Lucien Wong, a member of the governor’s Economic Momentum Commission, said Lim’s speech was a “wake-up call.”
Paul Brewbaker, principal of TZ Economics and chairman of the state Council on Revenues, told Lim that his ideas “provoked a lot of good thinking in this room. This is the first time I’ve heard any of this.”
Lim acknowledged reluctance on the part of business leaders in the islands to invest in projects not directly linked to tourism, the state’s No. 1 industry.
“When I talk to some of the people on Bishop Street, they’re skeptical and you can’t blame them,” Lim said. “Tourism has been such a mainstay in our economy for so long. And they believe that we’ll be taking our eye off the ball of tourism and detract from tourism.”
But businesses must adjust to economic realities and keep up with changing needs and technologies for tomorrow, Lim said.
As he stood before the group at the Plaza Club downtown, Lim imagined someone just like him “30 or 40 years ago … standing here making the case for tourism. ‘We just can’t be thinking of pineapple and sugar. … There’s this new thing called tourism. Even though it’s not an industry, we need to think about it because sugar and pine won’t be around forever.’”
Today the state wrestles with a projected budget shortfall, but “unfortunately the problem is much deeper,” Lim said.
He cited “a high level of debt,” “outsized obligations” and “the burden of an aging population” at a time when Congress is considering capping Medicaid reimbursements and Hawaii’s seniors are already relying on emergency rooms for basic health care, which ends up stressing the health care system.
“We all end up picking up the tab in the form of higher medical bills,” Lim said.
Part of the solution is asking businesses to partner with state government to improve parks and other state lands that have been taken over by “undesirable elements … and drain our economy due to the vicious maintenance costs (caused by vandalism).”
He said a dozen companies remain interested in Gov.
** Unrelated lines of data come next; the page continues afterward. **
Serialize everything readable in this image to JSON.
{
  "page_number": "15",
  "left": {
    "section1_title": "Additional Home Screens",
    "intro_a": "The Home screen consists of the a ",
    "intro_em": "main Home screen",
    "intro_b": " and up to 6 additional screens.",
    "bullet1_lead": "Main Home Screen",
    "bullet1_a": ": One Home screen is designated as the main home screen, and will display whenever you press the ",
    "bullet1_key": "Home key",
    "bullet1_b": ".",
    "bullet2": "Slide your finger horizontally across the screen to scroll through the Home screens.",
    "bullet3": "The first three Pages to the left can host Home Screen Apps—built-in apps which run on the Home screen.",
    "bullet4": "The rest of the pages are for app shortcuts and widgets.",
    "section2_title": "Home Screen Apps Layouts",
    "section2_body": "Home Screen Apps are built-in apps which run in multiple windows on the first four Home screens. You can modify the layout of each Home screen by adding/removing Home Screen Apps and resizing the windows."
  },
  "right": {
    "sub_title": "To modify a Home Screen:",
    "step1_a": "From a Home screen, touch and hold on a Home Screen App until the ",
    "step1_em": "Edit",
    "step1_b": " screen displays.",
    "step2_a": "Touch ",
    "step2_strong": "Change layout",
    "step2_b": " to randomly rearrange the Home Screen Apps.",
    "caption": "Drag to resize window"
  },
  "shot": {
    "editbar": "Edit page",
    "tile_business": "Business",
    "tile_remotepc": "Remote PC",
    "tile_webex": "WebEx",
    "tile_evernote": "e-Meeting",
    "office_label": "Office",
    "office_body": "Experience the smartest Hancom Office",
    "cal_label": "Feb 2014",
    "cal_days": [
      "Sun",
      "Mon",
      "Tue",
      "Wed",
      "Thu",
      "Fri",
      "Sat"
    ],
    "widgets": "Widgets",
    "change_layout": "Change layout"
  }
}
Neil Abercrombie’s plan to deliver renewable energy to Oahu from the neighbor islands and offer broadband service throughout the state via an underwater cable.
Businesses also need to lobby legislators and push back against community opposition that killed projects such as the Hawaii Superferry, Lim said.
“Ten surfers and a couple of well-heeled NIMBYs can wipe out economic development in the state,” Lim said, referring to “not in my back yard” opposition.
Businesses also can lead the way in developing companies focused around film and digital media, culture and the arts, and music and entertainment, Lim said.
He called them “high-growth industries” that overlap with tourism and can help provide returning visitors with new experiences in the islands.
“While we have three key priorities — making better use of our land, building a 21st-century infrastructure and supporting high-growth industry clusters — they all have one thing in common,” Lim said. “They all need public-private partnerships to be successful.”